ACUÑA SALE DEL CAMPO FLORIDO.

Manuel Acuña fue afortunado, porque para 1890 tenía aún amigos que lo quisieron tanto, que se ocuparon de que sus restos no desaparecieran en el vértigo de la transformación de la ciudad de México. Cuando Acuña fue llevado a enterrar, el Panteón del Campo Florido estaba casi en las afueras de la ciudad de México. Como ocurrió con el cercano Panteón General de la Piedad, fue una burrada monumental la elección de esos emplazamientos para construirle cementerios a una ciudad que ciertamente los requería a gritos, pues los viejos camposantos heredados de los años previos a la Reforma, aparte de estar enclavados en las parroquias de la ciudad, eran objeto, un día sí y otro también, de críticas y recelos debido a los «miasmas» que los panteones verticales podían esparcir por toda la ciudad.

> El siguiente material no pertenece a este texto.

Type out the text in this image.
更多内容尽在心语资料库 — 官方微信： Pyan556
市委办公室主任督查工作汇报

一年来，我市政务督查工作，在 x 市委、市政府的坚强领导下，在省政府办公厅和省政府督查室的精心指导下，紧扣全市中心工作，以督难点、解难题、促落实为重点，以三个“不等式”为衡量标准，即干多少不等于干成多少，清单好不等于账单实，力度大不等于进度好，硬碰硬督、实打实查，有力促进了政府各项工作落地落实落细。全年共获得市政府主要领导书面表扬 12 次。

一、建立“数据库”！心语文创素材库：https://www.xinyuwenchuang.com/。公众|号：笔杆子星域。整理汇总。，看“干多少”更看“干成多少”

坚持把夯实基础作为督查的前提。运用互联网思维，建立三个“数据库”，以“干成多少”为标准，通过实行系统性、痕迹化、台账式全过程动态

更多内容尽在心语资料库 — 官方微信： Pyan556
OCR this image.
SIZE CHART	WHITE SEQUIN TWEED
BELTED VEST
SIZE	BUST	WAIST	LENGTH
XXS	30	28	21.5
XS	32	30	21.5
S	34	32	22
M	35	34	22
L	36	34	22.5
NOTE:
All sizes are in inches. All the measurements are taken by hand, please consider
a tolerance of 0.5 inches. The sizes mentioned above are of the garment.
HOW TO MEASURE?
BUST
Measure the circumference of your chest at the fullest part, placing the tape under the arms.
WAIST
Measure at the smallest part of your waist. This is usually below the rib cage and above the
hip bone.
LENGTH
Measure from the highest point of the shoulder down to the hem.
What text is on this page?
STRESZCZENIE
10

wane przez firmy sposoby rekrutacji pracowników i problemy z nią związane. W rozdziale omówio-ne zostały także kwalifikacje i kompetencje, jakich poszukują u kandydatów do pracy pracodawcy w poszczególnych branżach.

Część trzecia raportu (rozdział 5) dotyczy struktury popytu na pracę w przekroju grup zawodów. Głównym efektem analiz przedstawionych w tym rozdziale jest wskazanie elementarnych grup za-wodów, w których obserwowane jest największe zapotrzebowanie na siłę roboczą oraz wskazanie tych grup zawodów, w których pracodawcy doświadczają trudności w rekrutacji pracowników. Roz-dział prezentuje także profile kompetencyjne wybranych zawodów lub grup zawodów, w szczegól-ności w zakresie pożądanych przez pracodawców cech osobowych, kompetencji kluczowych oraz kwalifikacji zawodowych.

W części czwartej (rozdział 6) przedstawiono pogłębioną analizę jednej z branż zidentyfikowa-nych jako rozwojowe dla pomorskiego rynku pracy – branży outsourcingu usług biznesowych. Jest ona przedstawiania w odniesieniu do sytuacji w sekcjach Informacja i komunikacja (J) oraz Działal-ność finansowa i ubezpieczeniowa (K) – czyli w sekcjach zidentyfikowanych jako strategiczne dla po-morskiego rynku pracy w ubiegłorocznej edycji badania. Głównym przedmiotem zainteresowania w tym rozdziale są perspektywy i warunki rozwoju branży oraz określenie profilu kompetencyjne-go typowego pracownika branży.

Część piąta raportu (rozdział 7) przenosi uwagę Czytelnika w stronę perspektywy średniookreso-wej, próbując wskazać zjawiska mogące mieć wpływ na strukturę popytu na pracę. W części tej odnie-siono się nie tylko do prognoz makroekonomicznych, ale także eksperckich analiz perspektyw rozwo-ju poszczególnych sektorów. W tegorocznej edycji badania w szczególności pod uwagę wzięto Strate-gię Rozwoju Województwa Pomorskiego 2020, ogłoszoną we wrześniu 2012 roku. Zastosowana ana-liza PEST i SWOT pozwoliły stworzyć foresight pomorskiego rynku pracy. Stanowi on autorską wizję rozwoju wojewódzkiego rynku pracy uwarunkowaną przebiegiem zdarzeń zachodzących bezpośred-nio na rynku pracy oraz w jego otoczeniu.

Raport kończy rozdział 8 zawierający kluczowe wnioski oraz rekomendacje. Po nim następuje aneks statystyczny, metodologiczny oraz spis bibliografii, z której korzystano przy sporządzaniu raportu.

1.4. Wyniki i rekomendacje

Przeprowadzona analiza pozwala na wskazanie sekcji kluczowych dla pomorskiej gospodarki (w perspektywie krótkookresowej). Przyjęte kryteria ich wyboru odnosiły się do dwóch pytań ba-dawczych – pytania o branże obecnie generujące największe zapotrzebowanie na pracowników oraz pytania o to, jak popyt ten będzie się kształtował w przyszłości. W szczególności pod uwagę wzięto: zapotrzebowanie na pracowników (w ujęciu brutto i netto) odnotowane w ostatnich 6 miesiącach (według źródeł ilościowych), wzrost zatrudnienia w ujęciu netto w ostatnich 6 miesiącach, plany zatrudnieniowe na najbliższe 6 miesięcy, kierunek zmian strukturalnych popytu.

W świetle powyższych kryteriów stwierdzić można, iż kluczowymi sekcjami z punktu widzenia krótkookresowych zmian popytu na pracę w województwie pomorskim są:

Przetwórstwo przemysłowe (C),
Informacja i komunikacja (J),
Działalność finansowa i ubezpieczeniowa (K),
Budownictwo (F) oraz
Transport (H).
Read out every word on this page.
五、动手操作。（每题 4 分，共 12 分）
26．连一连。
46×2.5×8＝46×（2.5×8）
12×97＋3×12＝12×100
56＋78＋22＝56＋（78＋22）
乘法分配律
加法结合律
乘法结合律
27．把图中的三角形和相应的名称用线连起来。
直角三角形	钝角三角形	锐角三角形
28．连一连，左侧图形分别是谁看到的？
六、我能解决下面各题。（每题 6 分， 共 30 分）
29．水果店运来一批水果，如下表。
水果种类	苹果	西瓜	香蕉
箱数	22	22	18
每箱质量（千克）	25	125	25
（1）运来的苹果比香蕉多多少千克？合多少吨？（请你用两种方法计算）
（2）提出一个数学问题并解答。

Ya se acababa el siglo XIX, y había muchos a los que no se les olvidaba que en varios de aquellos cementerios, Santa Paula y San Fernando incluidos, reposaban las víctimas de las  grandes epidemias de cólera que habían azotado en otros tiempos a la capital mexicana.

De modo que para 1890, al Panteón del Campo Florido ya se lo había llevado la tristeza. Es que cuesta trabajo entender cómo es que, sabiendo que el llamado Campo Florido desde hacía más de un siglo, era zona chinampera -es decir que allí había lago todavía- se le hizo fácil al Ayuntamiento de esta sufrida ciudad acceder a otorgar una concesión para trazar y desarrollar un cementerio. Es cierto que la necesidad era mucha, en especial de la gente más pobre, pero, como en tantas otras ocasiones ha ocurrido para mal de esta antigua y pacientísima capital, la ocurrencia tuvo feas consecuencias.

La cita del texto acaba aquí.